One by one, her children and grandchildren approached, and Lynda threw her arms open wide.
Outside, big snowflakes began to drift from the sky.
Kilgour, the hospice specialist, came to her bedside with medication that would reduce her nausea and a sedative that would relax her.
“Are you good?” he asked.
She looked at him and said, drily, “I didn’t promise to be good.”
Twenty-five minutes later, Kilgour handed her the fatal cocktail of drugs, its bitter taste diluted with apple juice.
Lynda drank it, on her own.
“I’m so happy I don’t have to do this anymore,” she said to Paul.
And then, surrounded by her family and a sense of accomplishment, she drifted away.
Just minutes after his mother died, Jake led his daughters and Aimee to Bill Kilgour’s kitchen table. Jake handed them a stack of cards and envelopes. Lynda had wanted to write to a score of people before she died, but she’d run out of time. Aimee and the girls wrote in each card: “Lynda wants you to know you are special.”
The snow was falling hard and fast as Jake led the girls down the hill, to the small post office, to mail the 21 letters.
Back at the farmhouse, Jake made a snowball in the driveway and fired it toward his daughters. They wailed in delight and fired some back at him. Aimee smiled.
In the stillness that had befallen the room after his mother had passed, Jake felt dazed by the sudden reality of loss, but he felt happy, too — happy that his mother had died as she wished, on her own terms, knowing that her story might lead others to change the way they think about death, that it might give some the faith to seize the personal agency she believed in so fiercely.

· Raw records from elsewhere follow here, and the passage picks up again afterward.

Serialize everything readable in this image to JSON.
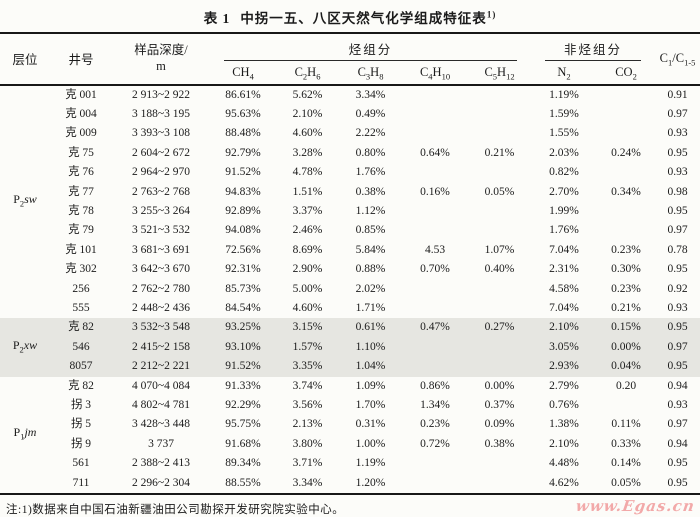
{
  "title": {
    "label": "表 1",
    "text": "中拐一五、八区天然气化学组成特征表",
    "superscript": "1)"
  },
  "table": {
    "header": {
      "horizon": "层位",
      "well": "井号",
      "depth_line1": "样品深度/",
      "depth_line2": "m",
      "hydrocarbon_group": "烃组分",
      "nonhydrocarbon_group": "非烃组分",
      "formulas": {
        "ch4": [
          [
            "CH",
            "4"
          ]
        ],
        "c2h6": [
          [
            "C",
            "2"
          ],
          [
            "H",
            "6"
          ]
        ],
        "c3h8": [
          [
            "C",
            "3"
          ],
          [
            "H",
            "8"
          ]
        ],
        "c4h10": [
          [
            "C",
            "4"
          ],
          [
            "H",
            "10"
          ]
        ],
        "c5h12": [
          [
            "C",
            "5"
          ],
          [
            "H",
            "12"
          ]
        ],
        "n2": [
          [
            "N",
            "2"
          ]
        ],
        "co2": [
          [
            "CO",
            "2"
          ]
        ],
        "ratio": [
          [
            "C",
            "1"
          ],
          [
            "/C",
            "1-5"
          ]
        ]
      }
    },
    "groups": [
      {
        "horizon": {
          "base": "P",
          "sub": "2",
          "suffix": "sw"
        },
        "shaded": false,
        "rows": [
          {
            "well": "克 001",
            "depth": "2 913~2 922",
            "ch4": "86.61%",
            "c2h6": "5.62%",
            "c3h8": "3.34%",
            "c4h10": "",
            "c5h12": "",
            "n2": "1.19%",
            "co2": "",
            "ratio": "0.91"
          },
          {
            "well": "克 004",
            "depth": "3 188~3 195",
            "ch4": "95.63%",
            "c2h6": "2.10%",
            "c3h8": "0.49%",
            "c4h10": "",
            "c5h12": "",
            "n2": "1.59%",
            "co2": "",
            "ratio": "0.97"
          },
          {
            "well": "克 009",
            "depth": "3 393~3 108",
            "ch4": "88.48%",
            "c2h6": "4.60%",
            "c3h8": "2.22%",
            "c4h10": "",
            "c5h12": "",
            "n2": "1.55%",
            "co2": "",
            "ratio": "0.93"
          },
          {
            "well": "克 75",
            "depth": "2 604~2 672",
            "ch4": "92.79%",
            "c2h6": "3.28%",
            "c3h8": "0.80%",
            "c4h10": "0.64%",
            "c5h12": "0.21%",
            "n2": "2.03%",
            "co2": "0.24%",
            "ratio": "0.95"
          },
          {
            "well": "克 76",
            "depth": "2 964~2 970",
            "ch4": "91.52%",
            "c2h6": "4.78%",
            "c3h8": "1.76%",
            "c4h10": "",
            "c5h12": "",
            "n2": "0.82%",
            "co2": "",
            "ratio": "0.93"
          },
          {
            "well": "克 77",
            "depth": "2 763~2 768",
            "ch4": "94.83%",
            "c2h6": "1.51%",
            "c3h8": "0.38%",
            "c4h10": "0.16%",
            "c5h12": "0.05%",
            "n2": "2.70%",
            "co2": "0.34%",
            "ratio": "0.98"
          },
          {
            "well": "克 78",
            "depth": "3 255~3 264",
            "ch4": "92.89%",
            "c2h6": "3.37%",
            "c3h8": "1.12%",
            "c4h10": "",
            "c5h12": "",
            "n2": "1.99%",
            "co2": "",
            "ratio": "0.95"
          },
          {
            "well": "克 79",
            "depth": "3 521~3 532",
            "ch4": "94.08%",
            "c2h6": "2.46%",
            "c3h8": "0.85%",
            "c4h10": "",
            "c5h12": "",
            "n2": "1.76%",
            "co2": "",
            "ratio": "0.97"
          },
          {
            "well": "克 101",
            "depth": "3 681~3 691",
            "ch4": "72.56%",
            "c2h6": "8.69%",
            "c3h8": "5.84%",
            "c4h10": "4.53",
            "c5h12": "1.07%",
            "n2": "7.04%",
            "co2": "0.23%",
            "ratio": "0.78"
          },
          {
            "well": "克 302",
            "depth": "3 642~3 670",
            "ch4": "92.31%",
            "c2h6": "2.90%",
            "c3h8": "0.88%",
            "c4h10": "0.70%",
            "c5h12": "0.40%",
            "n2": "2.31%",
            "co2": "0.30%",
            "ratio": "0.95"
          },
          {
            "well": "256",
            "depth": "2 762~2 780",
            "ch4": "85.73%",
            "c2h6": "5.00%",
            "c3h8": "2.02%",
            "c4h10": "",
            "c5h12": "",
            "n2": "4.58%",
            "co2": "0.23%",
            "ratio": "0.92"
          },
          {
            "well": "555",
            "depth": "2 448~2 436",
            "ch4": "84.54%",
            "c2h6": "4.60%",
            "c3h8": "1.71%",
            "c4h10": "",
            "c5h12": "",
            "n2": "7.04%",
            "co2": "0.21%",
            "ratio": "0.93"
          }
        ]
      },
      {
        "horizon": {
          "base": "P",
          "sub": "2",
          "suffix": "xw"
        },
        "shaded": true,
        "rows": [
          {
            "well": "克 82",
            "depth": "3 532~3 548",
            "ch4": "93.25%",
            "c2h6": "3.15%",
            "c3h8": "0.61%",
            "c4h10": "0.47%",
            "c5h12": "0.27%",
            "n2": "2.10%",
            "co2": "0.15%",
            "ratio": "0.95"
          },
          {
            "well": "546",
            "depth": "2 415~2 158",
            "ch4": "93.10%",
            "c2h6": "1.57%",
            "c3h8": "1.10%",
            "c4h10": "",
            "c5h12": "",
            "n2": "3.05%",
            "co2": "0.00%",
            "ratio": "0.97"
          },
          {
            "well": "8057",
            "depth": "2 212~2 221",
            "ch4": "91.52%",
            "c2h6": "3.35%",
            "c3h8": "1.04%",
            "c4h10": "",
            "c5h12": "",
            "n2": "2.93%",
            "co2": "0.04%",
            "ratio": "0.95"
          }
        ]
      },
      {
        "horizon": {
          "base": "P",
          "sub": "1",
          "suffix": "jm"
        },
        "shaded": false,
        "rows": [
          {
            "well": "克 82",
            "depth": "4 070~4 084",
            "ch4": "91.33%",
            "c2h6": "3.74%",
            "c3h8": "1.09%",
            "c4h10": "0.86%",
            "c5h12": "0.00%",
            "n2": "2.79%",
            "co2": "0.20",
            "ratio": "0.94"
          },
          {
            "well": "拐 3",
            "depth": "4 802~4 781",
            "ch4": "92.29%",
            "c2h6": "3.56%",
            "c3h8": "1.70%",
            "c4h10": "1.34%",
            "c5h12": "0.37%",
            "n2": "0.76%",
            "co2": "",
            "ratio": "0.93"
          },
          {
            "well": "拐 5",
            "depth": "3 428~3 448",
            "ch4": "95.75%",
            "c2h6": "2.13%",
            "c3h8": "0.31%",
            "c4h10": "0.23%",
            "c5h12": "0.09%",
            "n2": "1.38%",
            "co2": "0.11%",
            "ratio": "0.97"
          },
          {
            "well": "拐 9",
            "depth": "3 737",
            "ch4": "91.68%",
            "c2h6": "3.80%",
            "c3h8": "1.00%",
            "c4h10": "0.72%",
            "c5h12": "0.38%",
            "n2": "2.10%",
            "co2": "0.33%",
            "ratio": "0.94"
          },
          {
            "well": "561",
            "depth": "2 388~2 413",
            "ch4": "89.34%",
            "c2h6": "3.71%",
            "c3h8": "1.19%",
            "c4h10": "",
            "c5h12": "",
            "n2": "4.48%",
            "co2": "0.14%",
            "ratio": "0.95"
          },
          {
            "well": "711",
            "depth": "2 296~2 304",
            "ch4": "88.55%",
            "c2h6": "3.34%",
            "c3h8": "1.20%",
            "c4h10": "",
            "c5h12": "",
            "n2": "4.62%",
            "co2": "0.05%",
            "ratio": "0.95"
          }
        ]
      }
    ]
  },
  "footnote": "注:1)数据来自中国石油新疆油田公司勘探开发研究院实验中心。",
  "watermark": "www.Egas.cn",
  "colors": {
    "shaded_row": "#e6e6e1",
    "border": "#181818",
    "watermark_pink": "#f2a9a9",
    "paper": "#fcfcf9"
  }
}
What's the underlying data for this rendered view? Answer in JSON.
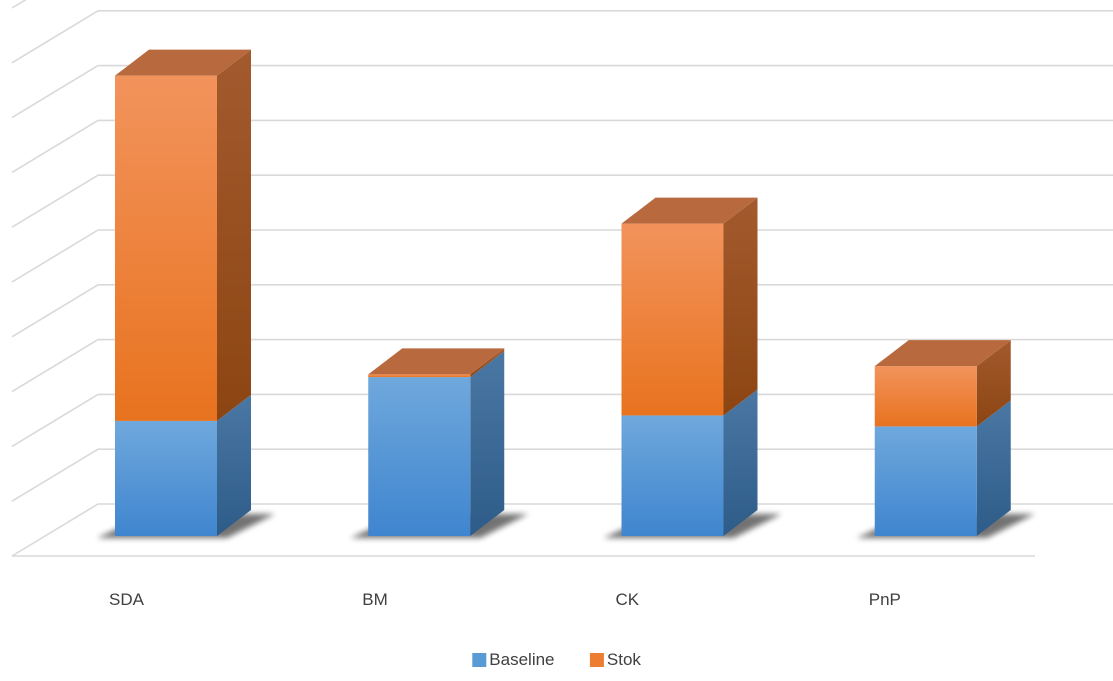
{
  "chart_data": {
    "type": "bar",
    "stacked": true,
    "three_d": true,
    "title": "",
    "xlabel": "",
    "ylabel": "",
    "categories": [
      "SDA",
      "BM",
      "CK",
      "PnP"
    ],
    "series": [
      {
        "name": "Baseline",
        "values": [
          2.1,
          2.9,
          2.2,
          2.0
        ]
      },
      {
        "name": "Stok",
        "values": [
          6.3,
          0.05,
          3.5,
          1.1
        ]
      }
    ],
    "ylim": [
      0,
      10
    ],
    "grid": true,
    "legend": "bottom",
    "colors": {
      "Baseline": "#5B9BD5",
      "Stok": "#ED7D31",
      "gridline": "#D9D9D9"
    }
  }
}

But something else nagged him as he and his family waited for the undertaker who would take his mother’s body to be cremated. As important and meaningful as his mother’s quest had been, as peaceful as the end was, there still seemed to him a terrible injustice in the laws that forced his mother to launch her fight to begin with.
“She shouldn’t have had to do this,” he said. “She should have been able to die in her own home, in her own bed. She shouldn’t have had to do this.”